Certainly, taken in isolation, Glick’s vision is not the same thing as “right-wing extremism”, although it should be noted that Glick is associated with Feiglin: the attempted murder occurred in the presence of Feiglin’s aide, and occurred as Glick was leaving a meeting on the subject of the Temple in which Feiglin had also taken part.
And it’s impossible to divorce Glick’s wish for “allowing all prayers there” and the political reality that such a provision would represent an Israeli encroachment at a time of continuing conflict. As the Economist notes:
In the ever-contested ground of the Holy Land, prayer is not just an act of personal devotion: it implies ownership. Jews were allowed to pray at the Cave of the Patriarchs in Hebron, another contested city. But when a settler massacred Palestinians in 1994, the site was divided into Jewish and Muslim areas. Palestinians fear a similar cycle of provocation, violence and concession to Jewish radicals in Jerusalem.

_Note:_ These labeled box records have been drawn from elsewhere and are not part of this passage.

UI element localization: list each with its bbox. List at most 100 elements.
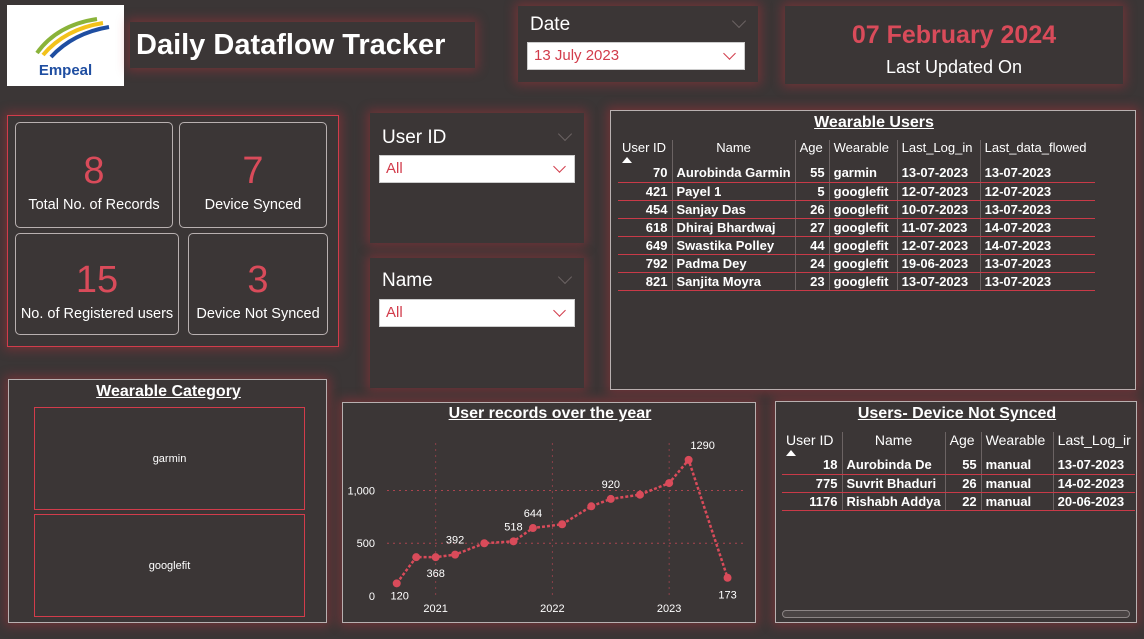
- page-title: Daily Dataflow Tracker: [130, 22, 475, 68]
- table-cell: 22: [945, 492, 982, 511]
- col-last-log-in[interactable]: Last_Log_in: [897, 140, 981, 164]
- last-updated-card: 07 February 2024 Last Updated On: [785, 6, 1123, 84]
- collapse-chevron-icon[interactable]: [557, 269, 573, 285]
- table-row[interactable]: 18 Aurobinda De 55 manual 13-07-2023: [782, 456, 1135, 475]
- horizontal-scrollbar[interactable]: [782, 610, 1130, 618]
- data-point: [451, 550, 460, 559]
- table-cell: 13-07-2023: [980, 272, 1096, 291]
- table-cell: garmin: [829, 164, 898, 183]
- wearable-users-panel: Wearable Users User ID Name Age Wearable…: [610, 110, 1136, 390]
- table-cell: 26: [945, 474, 982, 493]
- table-row[interactable]: 70 Aurobinda Garmin 55 garmin 13-07-2023 13-0…: [618, 164, 1096, 183]
- table-cell: 821: [618, 272, 673, 291]
- table-cell: 792: [618, 254, 673, 273]
- kpi-label: Total No. of Records: [28, 197, 160, 213]
- logo-text: Empeal: [38, 62, 93, 79]
- date-dropdown[interactable]: 13 July 2023: [527, 42, 745, 70]
- data-point: [606, 494, 615, 503]
- table-row[interactable]: 775 Suvrit Bhaduri 26 manual 14-02-2023: [782, 474, 1135, 493]
- wearable-category-title: Wearable Category: [96, 383, 241, 400]
- kpi-value: 7: [242, 150, 264, 192]
- kpi-label: Device Synced: [204, 197, 302, 213]
- col-age[interactable]: Age: [795, 140, 830, 164]
- col-age[interactable]: Age: [945, 432, 982, 456]
- table-cell: 13-07-2023: [980, 254, 1096, 273]
- table-row[interactable]: 1176 Rishabh Addya 22 manual 20-06-2023: [782, 492, 1135, 511]
- name-dropdown[interactable]: All: [379, 299, 575, 327]
- col-name[interactable]: Name: [672, 140, 796, 164]
- table-cell: Rishabh Addya: [842, 492, 946, 511]
- table-cell: 26: [795, 200, 830, 219]
- data-point: [431, 553, 440, 562]
- kpi-registered-users: 15 No. of Registered users: [15, 233, 179, 335]
- table-cell: manual: [981, 456, 1054, 475]
- table-cell: 27: [795, 218, 830, 237]
- data-point: [528, 524, 537, 533]
- category-tile-googlefit[interactable]: googlefit: [34, 514, 305, 617]
- table-cell: googlefit: [829, 254, 898, 273]
- chevron-down-icon: [723, 47, 736, 60]
- table-row[interactable]: 618 Dhiraj Bhardwaj 27 googlefit 11-07-2023 1…: [618, 218, 1096, 237]
- chart-title: User records over the year: [448, 405, 652, 422]
- date-slicer: Date 13 July 2023: [518, 6, 758, 82]
- data-point: [480, 539, 489, 548]
- logo-swoosh-icon: [35, 17, 110, 59]
- userid-slicer-label: User ID: [382, 127, 447, 148]
- table-cell: 44: [795, 236, 830, 255]
- table-cell: Padma Dey: [672, 254, 796, 273]
- data-point: [665, 479, 674, 488]
- chevron-down-icon: [553, 160, 566, 173]
- col-wearable[interactable]: Wearable: [981, 432, 1054, 456]
- table-cell: 24: [795, 254, 830, 273]
- kpi-label: Device Not Synced: [196, 306, 320, 322]
- userid-dropdown[interactable]: All: [379, 155, 575, 183]
- table-cell: googlefit: [829, 218, 898, 237]
- table-row[interactable]: 649 Swastika Polley 44 googlefit 12-07-2023 1…: [618, 236, 1096, 255]
- table-cell: 55: [945, 456, 982, 475]
- table-cell: googlefit: [829, 182, 898, 201]
- table-cell: Sanjita Moyra: [672, 272, 796, 291]
- table-cell: 55: [795, 164, 830, 183]
- table-cell: manual: [981, 474, 1054, 493]
- x-tick-label: 2023: [657, 603, 681, 615]
- table-row[interactable]: 821 Sanjita Moyra 23 googlefit 13-07-2023 13-…: [618, 272, 1096, 291]
- col-last-data-flowed[interactable]: Last_data_flowed: [984, 140, 1087, 155]
- col-wearable[interactable]: Wearable: [829, 140, 898, 164]
- name-dropdown-value: All: [386, 304, 403, 321]
- table-row[interactable]: 792 Padma Dey 24 googlefit 19-06-2023 13-07-2…: [618, 254, 1096, 273]
- x-tick-label: 2021: [423, 603, 447, 615]
- collapse-chevron-icon[interactable]: [557, 126, 573, 142]
- table-cell: 13-07-2023: [897, 164, 981, 183]
- data-label: 392: [446, 535, 464, 547]
- table-cell: 5: [795, 182, 830, 201]
- category-label: googlefit: [148, 559, 191, 572]
- table-cell: Sanjay Das: [672, 200, 796, 219]
- wearable-category-panel: Wearable Category garmin googlefit: [8, 379, 327, 623]
- col-last-log-in[interactable]: Last_Log_ir: [1057, 432, 1131, 448]
- data-label: 120: [391, 590, 409, 602]
- table-cell: Aurobinda Garmin: [672, 164, 796, 183]
- kpi-value: 8: [83, 150, 105, 192]
- table-row[interactable]: 421 Payel 1 5 googlefit 12-07-2023 12-07-2023: [618, 182, 1096, 201]
- table-cell: 70: [618, 164, 673, 183]
- table-row[interactable]: 454 Sanjay Das 26 googlefit 10-07-2023 13-07-…: [618, 200, 1096, 219]
- col-user-id[interactable]: User ID: [782, 432, 843, 456]
- sort-ascending-icon: [786, 450, 796, 456]
- empeal-logo: Empeal: [7, 5, 124, 86]
- x-tick-label: 2022: [540, 603, 564, 615]
- table-cell: 13-07-2023: [980, 164, 1096, 183]
- col-name[interactable]: Name: [842, 432, 946, 456]
- kpi-value: 3: [247, 259, 269, 301]
- table-cell: 12-07-2023: [897, 182, 981, 201]
- kpi-value: 15: [75, 259, 119, 301]
- col-user-id[interactable]: User ID: [618, 140, 673, 164]
- data-point: [635, 490, 644, 499]
- category-tile-garmin[interactable]: garmin: [34, 407, 305, 510]
- userid-dropdown-value: All: [386, 160, 403, 177]
- table-header-row: User ID Name Age Wearable Last_Log_in La…: [618, 140, 1095, 164]
- table-cell: 12-07-2023: [980, 182, 1096, 201]
- table-cell: 618: [618, 218, 673, 237]
- table-cell: googlefit: [829, 200, 898, 219]
- collapse-chevron-icon[interactable]: [731, 13, 747, 29]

There are strands within Judaism and Christianity that look forward to the destruction of the al-Aqsa Mosque and the Dome of the Rock: in 1969, a mentally-disturbed follower of Herbert Armstrong attempted to burn down al-Aqsa, and in the 1980s a group of Israeli extremists plotted to blow up the structures. In 2007, a “Night to Honor Israel” organised by Christians United for Israel in the USA included one speaker who said that God had told her “that Dome is coming down.” This is not Glick’s intention, but it shows there are practical risks involved.
Glick was interviewed last year for an apocalyptic documentary by “Glenn Beck’s End-Times Prophet” Joel Richardson. He writes:
Rabbi Glick is a courageous man of faith, but he is most certainly not an extremist. He is a man of peace. The extremists are not only those who sought to take Glick’s life, but also the left wing media that have cast Glick as a radical right-wing agitator before they even took the time to know who he really is. Let us pray that he comes to know Yeshua the Messiah.
I wonder how that last sentence will go down. Richardson also has a warning; as he explained to WND:
“Scripturally speaking, we look at the career of the Antichrist, who will be a deceiver, and he’s able to engage in a seven-year covenant with Israel (Daniel 9 and Isaiah 28) so he emerges seemingly as a man of peace that is able to engage Israel on a political level… Most likely, this covenant will allow concessions with the Jews such as allowing them to rebuild their Temple, and in the middle of that he will violate that covenant. Right now, the atmosphere is not such that the Muslims would allow the Jews to share the Temple Mount, but something is going to happen that would force them to accept that.”